I do the same.
And FWIW, your (our) paranoia is justifiable. As mentioned in another comment, GoDaddy is historically-notorious for front-running domain searches. ICANN tried to make that a bit less practical, but I just assume that they (and other sketchy registrars) still do it.
If you search directly through whois (i.e. from the command line), you should be OK. That's been my strategy, and I think it works.
I decided for myself that there’s no need to buy a domain up front. I don’t even let myself look for potential domain names or start asking ChatGPT to provide me with some naming ideas. Most of the time, the project don’t even reach MVP state. During development and research I also learn more about my project and similar products thus helping me decide on a good name.
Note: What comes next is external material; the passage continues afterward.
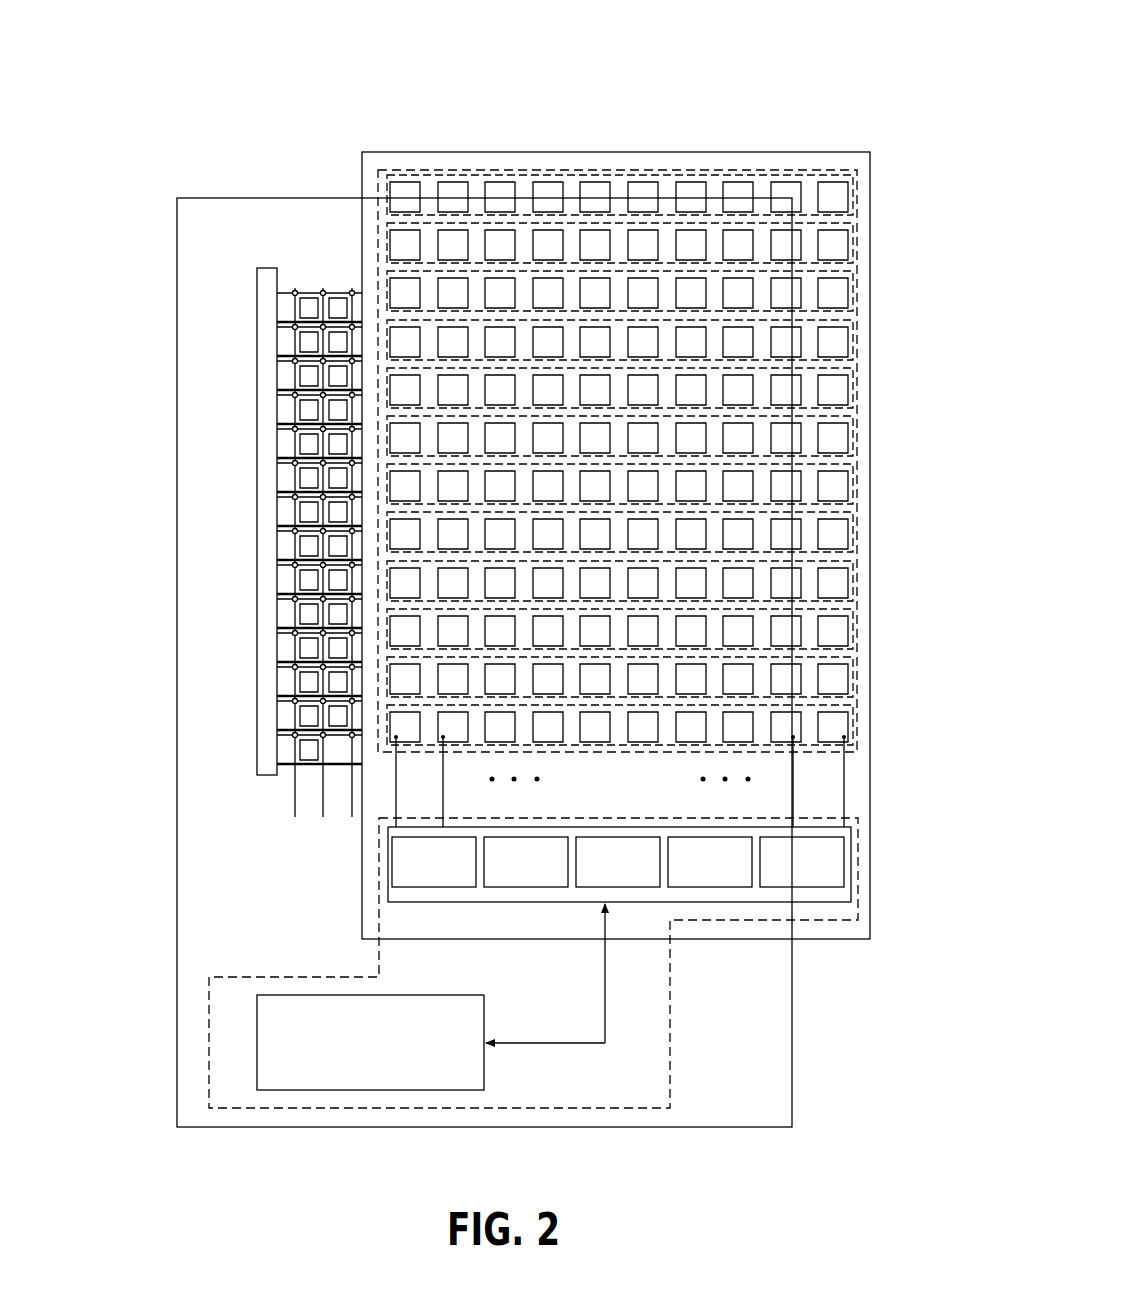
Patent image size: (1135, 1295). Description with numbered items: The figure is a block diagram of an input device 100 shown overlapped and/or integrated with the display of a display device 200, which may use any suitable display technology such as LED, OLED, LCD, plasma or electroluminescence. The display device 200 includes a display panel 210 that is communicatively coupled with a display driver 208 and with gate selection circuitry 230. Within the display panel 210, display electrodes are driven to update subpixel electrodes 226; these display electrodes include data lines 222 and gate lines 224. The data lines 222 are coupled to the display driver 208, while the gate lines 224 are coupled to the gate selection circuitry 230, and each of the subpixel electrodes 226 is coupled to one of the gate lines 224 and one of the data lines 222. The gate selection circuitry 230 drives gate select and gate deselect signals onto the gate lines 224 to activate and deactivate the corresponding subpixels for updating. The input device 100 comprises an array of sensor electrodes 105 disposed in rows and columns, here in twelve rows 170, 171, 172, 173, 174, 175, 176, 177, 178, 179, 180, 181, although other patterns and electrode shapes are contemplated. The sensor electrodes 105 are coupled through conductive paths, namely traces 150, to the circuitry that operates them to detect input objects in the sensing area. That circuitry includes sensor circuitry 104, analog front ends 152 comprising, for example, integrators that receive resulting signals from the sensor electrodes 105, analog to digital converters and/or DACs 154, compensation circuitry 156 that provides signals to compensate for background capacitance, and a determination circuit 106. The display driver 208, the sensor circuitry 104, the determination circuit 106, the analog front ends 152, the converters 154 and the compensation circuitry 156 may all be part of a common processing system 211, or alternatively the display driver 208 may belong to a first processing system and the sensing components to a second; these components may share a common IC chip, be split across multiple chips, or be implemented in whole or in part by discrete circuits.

I agree that there's no need, and that yours is the reasonable approach.
That said, I often have project/product ideas at times when I cannot work on them. In fact, always. But I enjoy noodling on names and branding, and if I come up with a really good name that's available in .com, I register it.
I have revived project ideas 15-20 years later, and have been happy to have a great domain for it which would absolutely not have been available "now".
Of course I have many more domains that are patiently awaiting their prioritization.
The registration fees add up (and I do feel bad about reserving them for myself, although I've given a few away to persuasive requesters, and I've sold a few which, in aggregate, more than cover all of the registration fees).